As Allison discussed in her birth story “Leaving Dignity at the Door,” things happen during birth, labor, delivery and breastfeeding that leave moms feeling, well, exposed. It can be a disconcerting feeling when you know everyone in the room is focusing on an area of your body that, under normal circumstances, is totally off limits to perfect strangers.

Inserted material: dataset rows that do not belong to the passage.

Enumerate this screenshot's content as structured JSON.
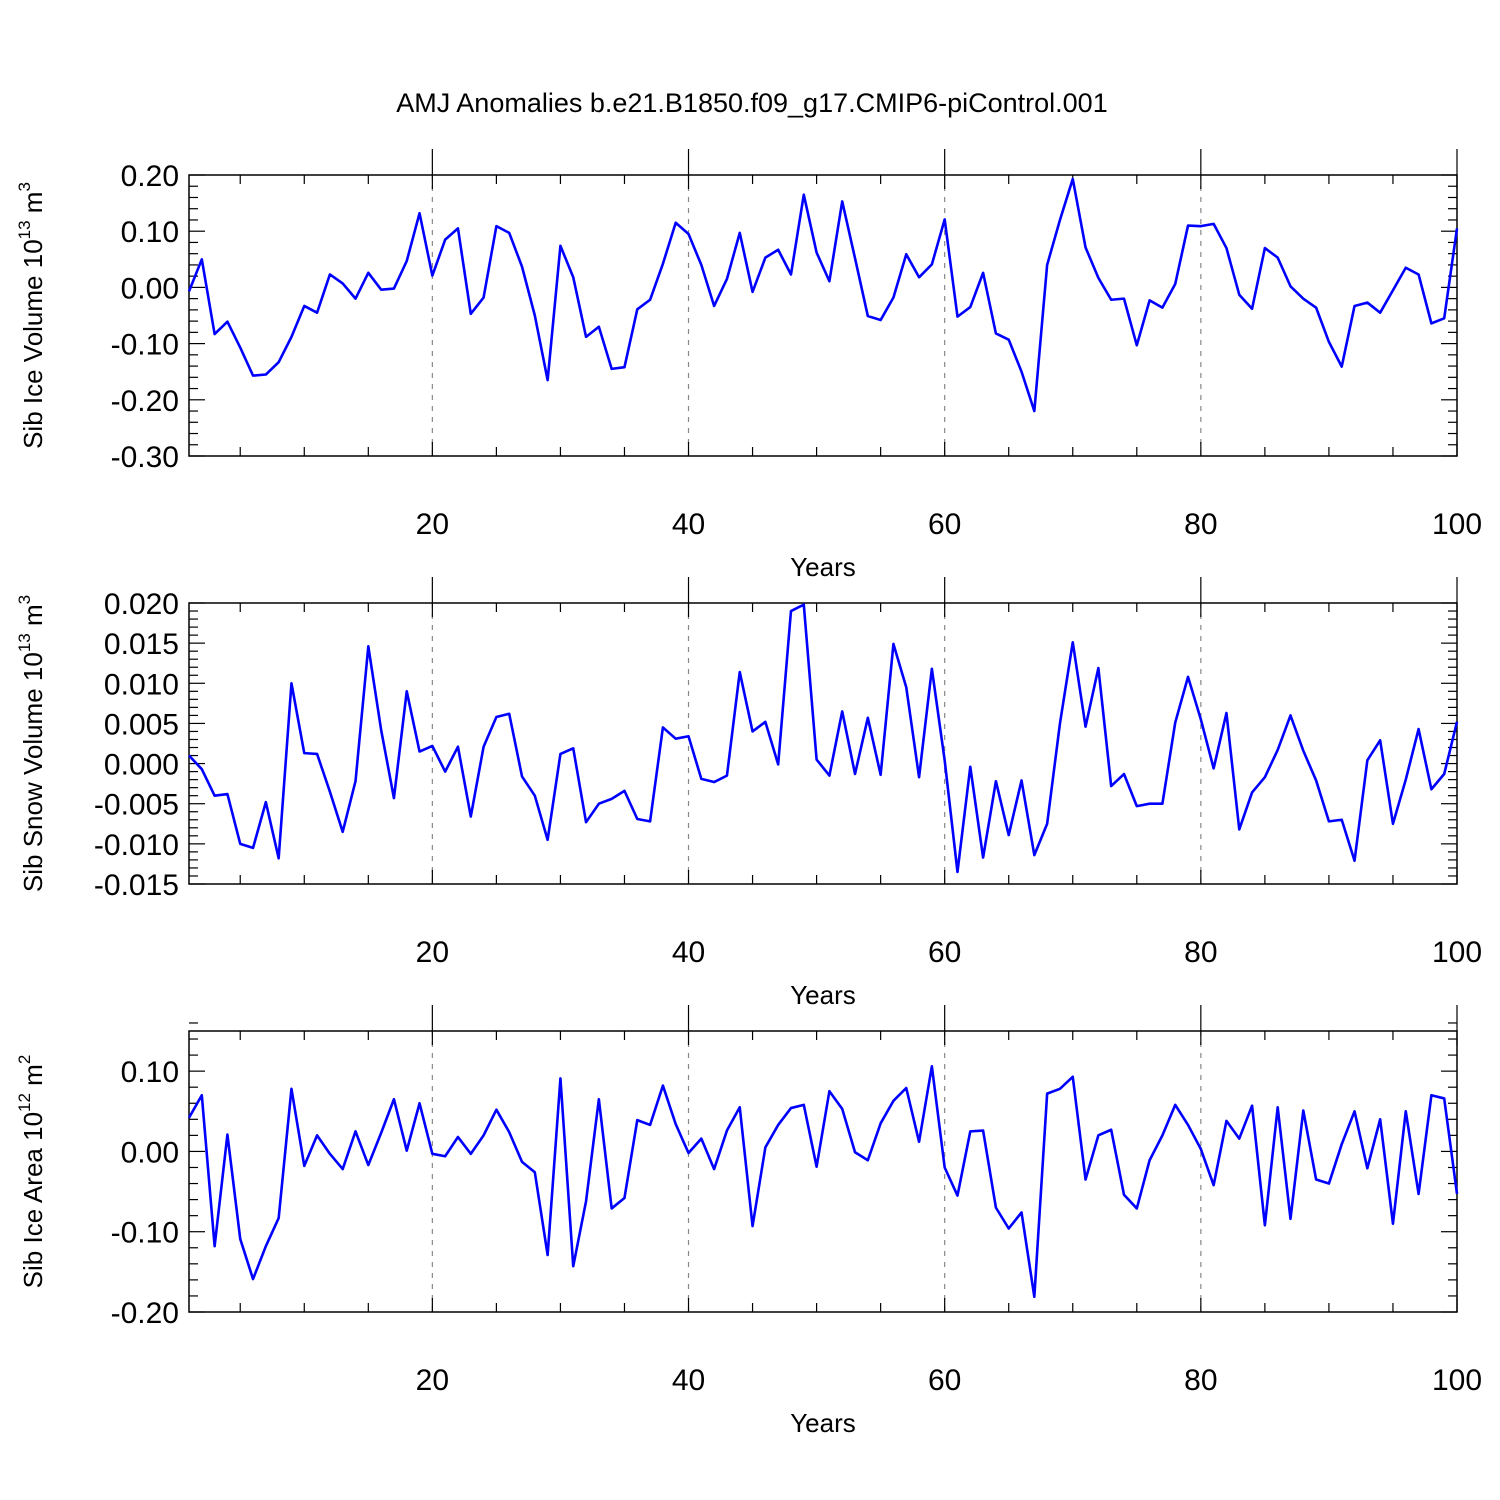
{
  "figure": {
    "title": "AMJ Anomalies b.e21.B1850.f09_g17.CMIP6-piControl.001"
  },
  "colors": {
    "line": "#0000ff",
    "axis": "#000000",
    "grid": "#888888"
  },
  "chart_data": [
    {
      "type": "line",
      "ylabel": "Sib Ice Volume 10",
      "ylabel_exp": "13",
      "ylabel_unit": " m",
      "ylabel_unit_exp": "3",
      "xlabel": "Years",
      "xlim": [
        1,
        100
      ],
      "ylim": [
        -0.3,
        0.2
      ],
      "xticks": [
        20,
        40,
        60,
        80,
        100
      ],
      "xtick_labels": [
        "20",
        "40",
        "60",
        "80",
        "100"
      ],
      "yticks": [
        -0.3,
        -0.2,
        -0.1,
        0.0,
        0.1,
        0.2
      ],
      "ytick_labels": [
        "-0.30",
        "-0.20",
        "-0.10",
        "0.00",
        "0.10",
        "0.20"
      ],
      "grid": "vertical-dashed",
      "x_start": 1,
      "values": [
        -0.007,
        0.05,
        -0.083,
        -0.061,
        -0.107,
        -0.157,
        -0.155,
        -0.133,
        -0.088,
        -0.033,
        -0.045,
        0.023,
        0.007,
        -0.02,
        0.026,
        -0.004,
        -0.002,
        0.047,
        0.132,
        0.021,
        0.085,
        0.105,
        -0.047,
        -0.018,
        0.109,
        0.097,
        0.037,
        -0.05,
        -0.165,
        0.074,
        0.018,
        -0.088,
        -0.07,
        -0.145,
        -0.142,
        -0.039,
        -0.022,
        0.042,
        0.115,
        0.095,
        0.04,
        -0.033,
        0.015,
        0.097,
        -0.008,
        0.053,
        0.067,
        0.023,
        0.165,
        0.062,
        0.011,
        0.153,
        0.052,
        -0.051,
        -0.058,
        -0.018,
        0.059,
        0.018,
        0.041,
        0.121,
        -0.052,
        -0.035,
        0.026,
        -0.082,
        -0.093,
        -0.15,
        -0.22,
        0.04,
        0.12,
        0.193,
        0.071,
        0.017,
        -0.022,
        -0.02,
        -0.103,
        -0.023,
        -0.036,
        0.006,
        0.11,
        0.109,
        0.113,
        0.07,
        -0.013,
        -0.038,
        0.07,
        0.053,
        0.002,
        -0.02,
        -0.036,
        -0.097,
        -0.141,
        -0.033,
        -0.027,
        -0.045,
        -0.005,
        0.035,
        0.023,
        -0.064,
        -0.055,
        0.105
      ]
    },
    {
      "type": "line",
      "ylabel": "Sib Snow Volume 10",
      "ylabel_exp": "13",
      "ylabel_unit": " m",
      "ylabel_unit_exp": "3",
      "xlabel": "Years",
      "xlim": [
        1,
        100
      ],
      "ylim": [
        -0.015,
        0.02
      ],
      "xticks": [
        20,
        40,
        60,
        80,
        100
      ],
      "xtick_labels": [
        "20",
        "40",
        "60",
        "80",
        "100"
      ],
      "yticks": [
        -0.015,
        -0.01,
        -0.005,
        0.0,
        0.005,
        0.01,
        0.015,
        0.02
      ],
      "ytick_labels": [
        "-0.015",
        "-0.010",
        "-0.005",
        "0.000",
        "0.005",
        "0.010",
        "0.015",
        "0.020"
      ],
      "grid": "vertical-dashed",
      "x_start": 1,
      "values": [
        0.001,
        -0.0007,
        -0.004,
        -0.0038,
        -0.01,
        -0.0105,
        -0.0048,
        -0.0118,
        0.01,
        0.0013,
        0.0012,
        -0.0035,
        -0.0085,
        -0.0022,
        0.0146,
        0.0042,
        -0.0043,
        0.009,
        0.0015,
        0.0022,
        -0.001,
        0.0021,
        -0.0066,
        0.0021,
        0.0058,
        0.0062,
        -0.0016,
        -0.004,
        -0.0095,
        0.0012,
        0.0019,
        -0.0073,
        -0.005,
        -0.0044,
        -0.0034,
        -0.0069,
        -0.0072,
        0.0045,
        0.0031,
        0.0034,
        -0.0019,
        -0.0023,
        -0.0015,
        0.0114,
        0.004,
        0.0052,
        -0.0001,
        0.019,
        0.0198,
        0.0005,
        -0.0015,
        0.0065,
        -0.0013,
        0.0057,
        -0.0014,
        0.0149,
        0.0095,
        -0.0017,
        0.0118,
        0.0004,
        -0.0135,
        -0.0004,
        -0.0117,
        -0.0022,
        -0.0089,
        -0.0021,
        -0.0114,
        -0.0075,
        0.005,
        0.0151,
        0.0046,
        0.0119,
        -0.0028,
        -0.0013,
        -0.0053,
        -0.005,
        -0.005,
        0.0051,
        0.0108,
        0.0055,
        -0.0006,
        0.0063,
        -0.0082,
        -0.0036,
        -0.0017,
        0.0017,
        0.006,
        0.0016,
        -0.0021,
        -0.0072,
        -0.007,
        -0.0121,
        0.0004,
        0.0029,
        -0.0075,
        -0.002,
        0.0043,
        -0.0032,
        -0.0013,
        0.0052
      ]
    },
    {
      "type": "line",
      "ylabel": "Sib Ice Area 10",
      "ylabel_exp": "12",
      "ylabel_unit": " m",
      "ylabel_unit_exp": "2",
      "xlabel": "Years",
      "xlim": [
        1,
        100
      ],
      "ylim": [
        -0.2,
        0.15
      ],
      "xticks": [
        20,
        40,
        60,
        80,
        100
      ],
      "xtick_labels": [
        "20",
        "40",
        "60",
        "80",
        "100"
      ],
      "yticks": [
        -0.2,
        -0.1,
        0.0,
        0.1
      ],
      "ytick_labels": [
        "-0.20",
        "-0.10",
        "0.00",
        "0.10"
      ],
      "grid": "vertical-dashed",
      "x_start": 1,
      "values": [
        0.042,
        0.07,
        -0.118,
        0.021,
        -0.109,
        -0.159,
        -0.118,
        -0.083,
        0.078,
        -0.018,
        0.02,
        -0.003,
        -0.022,
        0.025,
        -0.017,
        0.023,
        0.065,
        0.001,
        0.06,
        -0.003,
        -0.006,
        0.018,
        -0.003,
        0.02,
        0.052,
        0.024,
        -0.013,
        -0.026,
        -0.129,
        0.091,
        -0.143,
        -0.062,
        0.065,
        -0.071,
        -0.058,
        0.039,
        0.033,
        0.082,
        0.034,
        -0.002,
        0.016,
        -0.022,
        0.026,
        0.055,
        -0.093,
        0.005,
        0.033,
        0.054,
        0.058,
        -0.019,
        0.075,
        0.053,
        -0.001,
        -0.011,
        0.035,
        0.063,
        0.079,
        0.012,
        0.106,
        -0.02,
        -0.055,
        0.025,
        0.026,
        -0.07,
        -0.096,
        -0.076,
        -0.181,
        0.072,
        0.078,
        0.093,
        -0.035,
        0.02,
        0.027,
        -0.054,
        -0.071,
        -0.011,
        0.02,
        0.058,
        0.033,
        0.003,
        -0.042,
        0.038,
        0.016,
        0.057,
        -0.092,
        0.055,
        -0.084,
        0.051,
        -0.035,
        -0.04,
        0.009,
        0.05,
        -0.021,
        0.04,
        -0.09,
        0.05,
        -0.053,
        0.07,
        0.066,
        -0.053
      ]
    }
  ]
}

Before going into labor, I wondered how comfortable I would feel with being more exposed than what I’m normally comfortable with. Knowing I desired to labor in the water, I took a swimsuit top with me for the birthing tub. But the pain of labor can do funny things to your inhibitions. The moment my midwife told me I could get into the tub, I began stripping off my gown. My husband immediately ran to my bag to pull out my top. As he attempted to hand me the top, I swatted away his hand and told him I didn’t care. “JUST GET ME IN THE WATER!” Perhaps part of me figured they were professionals and had seen it all before, but honestly I just didn’t care. I had other things on my mind at that moment.
Fast forward to the water birth of my third child. Again, I was lying in the tub fully exposed (I had even left the top at home by that point), holding my daughter as my midwife cleaned from my legs and stomach the sticky, stubborn meconium that had passed just after birth. I admit, it did feel awkward to be an able-bodied adult who was receiving a sponge bath. But, I was too tired to care.
And, as any woman who attempts to breastfeed can attest to, your breasts are no longer off-limits. Doctors, nurses, consultants and more will examine and feel your breasts. You will sit fully-exposed in front of these people and not give it a second thought because in that moment, feeding your baby is way more important than covering your body.
Now that birth and breastfeeding are a thing of my past, how uninhibited I felt does seem strange. But I know that my response in those moments had less to do with my comfort level and more to do with biology and human necessity. As with many motherhood moments, my comfort was less important than the need of my child.
So tell us, were you prepared for how exposed you would be during the birth and breastfeeding process? How did the lack of modesty affect you?